|Sauer, Thomas - Tom|
Submitted to: Karst Water Environment Symposium
Publication Type: Proceedings
Publication Acceptance Date: 2/27/1999
Publication Date: N/A
Interpretive Summary: Karst is the term used to describe regions where the bedrock has large openings including caves and springs that formed when the carbonate rock dissolved and washed away. It is common, in areas with more uniform geology, for computer models of water and contaminant flow processes to predict these processes reasonably well. It is very difficult to develop accurate computer models for karst systems due to the random nature of the bedrock. This paper describes research conducted at the Savoy Experimental Watershed where the focus is to improve understanding of water flow in karst environments. Numerous studies are underway to measure the existing water quality and the geologic, hydrologic, and soil resources of this area. The emphasis of the modeling work is on testing theories and developing ideas on how water flows in the bedrock of this watershed. These models are seen as very valuable because they can be used to not only describe processes in this watershed but allow for comparisons with other watersheds. Models that predict behavior are much more difficult to develop and test because it is not possible to accurately describe all of the underground flow paths.

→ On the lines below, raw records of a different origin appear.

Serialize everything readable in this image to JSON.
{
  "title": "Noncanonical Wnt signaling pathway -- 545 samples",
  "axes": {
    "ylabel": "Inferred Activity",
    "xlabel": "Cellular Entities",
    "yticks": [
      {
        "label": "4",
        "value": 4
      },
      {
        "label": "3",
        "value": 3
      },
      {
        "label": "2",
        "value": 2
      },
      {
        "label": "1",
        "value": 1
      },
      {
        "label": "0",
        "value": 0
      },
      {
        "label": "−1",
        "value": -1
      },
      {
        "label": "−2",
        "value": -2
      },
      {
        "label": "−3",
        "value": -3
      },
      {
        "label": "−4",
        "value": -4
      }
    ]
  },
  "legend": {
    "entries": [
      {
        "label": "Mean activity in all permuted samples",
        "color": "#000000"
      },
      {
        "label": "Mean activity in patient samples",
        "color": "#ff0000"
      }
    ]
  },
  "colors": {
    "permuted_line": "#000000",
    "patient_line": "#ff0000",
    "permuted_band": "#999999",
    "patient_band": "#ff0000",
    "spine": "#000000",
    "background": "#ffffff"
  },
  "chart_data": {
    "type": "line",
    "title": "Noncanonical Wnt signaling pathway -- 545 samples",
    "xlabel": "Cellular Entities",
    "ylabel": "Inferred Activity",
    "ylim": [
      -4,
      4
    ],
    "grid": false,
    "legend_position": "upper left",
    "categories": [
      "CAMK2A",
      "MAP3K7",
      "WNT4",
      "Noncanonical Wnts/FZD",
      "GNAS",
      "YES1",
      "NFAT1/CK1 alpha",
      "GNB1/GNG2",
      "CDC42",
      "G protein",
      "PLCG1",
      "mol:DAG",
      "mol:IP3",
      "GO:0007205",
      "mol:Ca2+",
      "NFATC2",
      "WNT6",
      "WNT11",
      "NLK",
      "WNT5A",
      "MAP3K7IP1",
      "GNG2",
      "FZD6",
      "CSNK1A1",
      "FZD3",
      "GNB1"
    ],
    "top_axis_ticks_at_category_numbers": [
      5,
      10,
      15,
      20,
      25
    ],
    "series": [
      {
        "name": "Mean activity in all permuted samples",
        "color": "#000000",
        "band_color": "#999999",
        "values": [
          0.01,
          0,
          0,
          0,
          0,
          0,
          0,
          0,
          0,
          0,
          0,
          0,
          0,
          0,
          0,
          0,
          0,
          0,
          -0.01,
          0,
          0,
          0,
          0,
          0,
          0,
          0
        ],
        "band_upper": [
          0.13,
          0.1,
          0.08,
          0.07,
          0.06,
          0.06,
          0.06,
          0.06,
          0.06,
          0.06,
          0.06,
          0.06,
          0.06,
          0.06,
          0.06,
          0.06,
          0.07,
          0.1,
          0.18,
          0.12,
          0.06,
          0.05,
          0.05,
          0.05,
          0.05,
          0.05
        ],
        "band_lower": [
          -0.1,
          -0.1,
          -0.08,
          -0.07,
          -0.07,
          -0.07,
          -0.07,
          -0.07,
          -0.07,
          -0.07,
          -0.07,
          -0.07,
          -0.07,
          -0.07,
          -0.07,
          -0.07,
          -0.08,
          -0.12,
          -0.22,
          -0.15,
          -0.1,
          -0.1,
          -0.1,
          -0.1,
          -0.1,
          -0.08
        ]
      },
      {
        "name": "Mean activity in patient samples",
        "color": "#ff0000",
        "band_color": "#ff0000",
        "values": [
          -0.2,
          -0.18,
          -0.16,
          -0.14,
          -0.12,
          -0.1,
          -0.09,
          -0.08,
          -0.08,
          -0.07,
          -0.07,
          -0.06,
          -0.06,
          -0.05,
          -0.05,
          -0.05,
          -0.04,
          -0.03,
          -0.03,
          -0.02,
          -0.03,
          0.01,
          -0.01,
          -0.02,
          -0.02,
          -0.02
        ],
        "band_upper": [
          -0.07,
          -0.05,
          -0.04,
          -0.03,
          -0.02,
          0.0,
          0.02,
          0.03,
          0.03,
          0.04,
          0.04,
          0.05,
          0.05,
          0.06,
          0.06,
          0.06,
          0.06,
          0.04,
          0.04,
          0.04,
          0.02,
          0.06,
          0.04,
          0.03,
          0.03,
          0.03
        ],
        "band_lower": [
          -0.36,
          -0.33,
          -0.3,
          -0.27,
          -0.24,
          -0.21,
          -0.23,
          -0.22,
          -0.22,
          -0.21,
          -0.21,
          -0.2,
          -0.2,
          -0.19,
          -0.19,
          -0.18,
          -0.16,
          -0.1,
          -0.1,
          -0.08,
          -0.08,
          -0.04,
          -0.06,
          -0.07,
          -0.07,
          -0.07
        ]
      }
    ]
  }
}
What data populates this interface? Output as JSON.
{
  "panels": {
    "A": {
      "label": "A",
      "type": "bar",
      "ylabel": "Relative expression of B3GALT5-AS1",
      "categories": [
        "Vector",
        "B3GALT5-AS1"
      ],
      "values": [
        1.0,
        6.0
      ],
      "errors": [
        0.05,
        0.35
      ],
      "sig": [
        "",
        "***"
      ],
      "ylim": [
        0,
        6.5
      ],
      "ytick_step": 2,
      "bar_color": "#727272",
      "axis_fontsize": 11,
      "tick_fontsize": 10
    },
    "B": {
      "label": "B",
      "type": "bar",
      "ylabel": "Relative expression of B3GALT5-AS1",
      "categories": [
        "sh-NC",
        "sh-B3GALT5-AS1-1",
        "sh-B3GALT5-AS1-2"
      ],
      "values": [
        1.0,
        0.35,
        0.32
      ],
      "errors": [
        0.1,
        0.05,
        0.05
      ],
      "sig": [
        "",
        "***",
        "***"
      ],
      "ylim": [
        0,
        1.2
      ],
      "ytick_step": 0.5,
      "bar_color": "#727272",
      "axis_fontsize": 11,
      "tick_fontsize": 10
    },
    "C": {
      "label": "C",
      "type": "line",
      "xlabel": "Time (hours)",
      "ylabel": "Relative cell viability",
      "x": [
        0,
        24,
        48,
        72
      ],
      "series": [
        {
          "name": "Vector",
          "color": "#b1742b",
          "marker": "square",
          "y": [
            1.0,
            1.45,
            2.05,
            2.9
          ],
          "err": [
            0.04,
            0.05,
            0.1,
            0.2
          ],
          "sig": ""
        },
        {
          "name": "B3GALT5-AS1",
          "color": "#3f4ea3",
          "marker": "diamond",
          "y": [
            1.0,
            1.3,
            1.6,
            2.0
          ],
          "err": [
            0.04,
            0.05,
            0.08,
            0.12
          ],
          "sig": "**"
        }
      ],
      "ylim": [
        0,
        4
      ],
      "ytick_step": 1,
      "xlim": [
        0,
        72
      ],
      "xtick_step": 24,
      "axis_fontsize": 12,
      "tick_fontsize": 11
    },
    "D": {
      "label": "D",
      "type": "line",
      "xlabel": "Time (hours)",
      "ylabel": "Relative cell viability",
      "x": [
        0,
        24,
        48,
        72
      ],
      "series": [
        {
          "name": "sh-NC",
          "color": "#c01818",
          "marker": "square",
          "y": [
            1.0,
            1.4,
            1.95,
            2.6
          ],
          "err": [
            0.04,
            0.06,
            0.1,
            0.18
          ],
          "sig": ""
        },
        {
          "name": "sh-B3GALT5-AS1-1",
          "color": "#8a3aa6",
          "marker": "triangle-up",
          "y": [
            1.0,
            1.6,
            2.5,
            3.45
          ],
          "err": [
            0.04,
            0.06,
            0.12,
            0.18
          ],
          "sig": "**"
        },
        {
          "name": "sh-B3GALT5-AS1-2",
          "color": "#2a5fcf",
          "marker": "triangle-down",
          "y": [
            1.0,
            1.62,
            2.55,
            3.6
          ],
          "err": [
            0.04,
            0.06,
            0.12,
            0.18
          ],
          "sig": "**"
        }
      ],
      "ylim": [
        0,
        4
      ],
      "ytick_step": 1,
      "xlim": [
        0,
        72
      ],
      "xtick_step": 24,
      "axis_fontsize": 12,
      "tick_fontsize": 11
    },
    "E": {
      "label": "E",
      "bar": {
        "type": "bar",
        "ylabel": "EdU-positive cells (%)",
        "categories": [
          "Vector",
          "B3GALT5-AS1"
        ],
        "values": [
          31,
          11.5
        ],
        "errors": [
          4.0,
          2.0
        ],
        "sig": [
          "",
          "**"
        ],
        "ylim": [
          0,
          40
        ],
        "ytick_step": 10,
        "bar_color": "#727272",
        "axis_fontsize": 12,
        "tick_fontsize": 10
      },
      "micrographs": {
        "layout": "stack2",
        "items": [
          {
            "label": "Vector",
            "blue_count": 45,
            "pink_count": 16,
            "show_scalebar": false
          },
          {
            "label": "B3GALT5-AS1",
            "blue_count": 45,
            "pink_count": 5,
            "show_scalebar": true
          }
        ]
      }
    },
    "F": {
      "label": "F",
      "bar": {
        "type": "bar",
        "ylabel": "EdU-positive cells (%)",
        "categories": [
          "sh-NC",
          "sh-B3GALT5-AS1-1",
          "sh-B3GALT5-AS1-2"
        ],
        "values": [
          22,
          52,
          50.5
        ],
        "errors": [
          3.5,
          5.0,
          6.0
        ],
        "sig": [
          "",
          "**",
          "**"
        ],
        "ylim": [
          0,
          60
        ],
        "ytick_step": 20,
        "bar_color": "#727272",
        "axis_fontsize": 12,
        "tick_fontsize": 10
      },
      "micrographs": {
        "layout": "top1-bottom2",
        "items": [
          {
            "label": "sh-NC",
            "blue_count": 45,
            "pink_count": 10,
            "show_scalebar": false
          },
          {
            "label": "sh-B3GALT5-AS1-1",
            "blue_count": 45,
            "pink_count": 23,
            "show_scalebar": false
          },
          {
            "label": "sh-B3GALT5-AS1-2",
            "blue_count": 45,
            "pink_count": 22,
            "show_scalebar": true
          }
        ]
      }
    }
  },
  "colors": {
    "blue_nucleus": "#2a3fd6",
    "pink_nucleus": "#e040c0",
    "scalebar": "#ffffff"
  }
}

Technical Abstract: Karst hydrogeology does not lend itself to easy interpretation, and many well-respected researchers hold little hope of developing numerical tools and models that will be able to accurately predict ground-water flow and transport in karst aquifers at less than regional scales (from kilometers to tens of kilometers). Unfortunately, most of the ground- water problems faced today are at much smaller, site-specific scales - typically on the order of meters to tens of meters. This paper describes the results of a multidisciplinary, long-term effort to fully characterize the Savoy Experimental Watershed, a 1250-hectare University of Arkansas research property typical of the shallow karst basins in the southern Ozarks of Northwest Arkansas and the midcontinent of North America. Important objectives of the preliminary collaboration were to establish baseline water quality, to fully characterize the hydrology, the geology, and the soils, and to quantify each identifiable component of the hydrologic cycle at site-specific field scales for the complete range of hydrologic conditions encountered. Emphasis is on process assessment and hypothesis testing models. Models of this sort can be valuable tools in extending our understanding of observed hydrologic behavior elsewhere. Predictive models are still viewed with utmost caution, however, because most flow boundaries and flow paths in karst aquifers are not accessible, and one single undefined boundary or flow path can render model calculations meaningless at site-specific scales.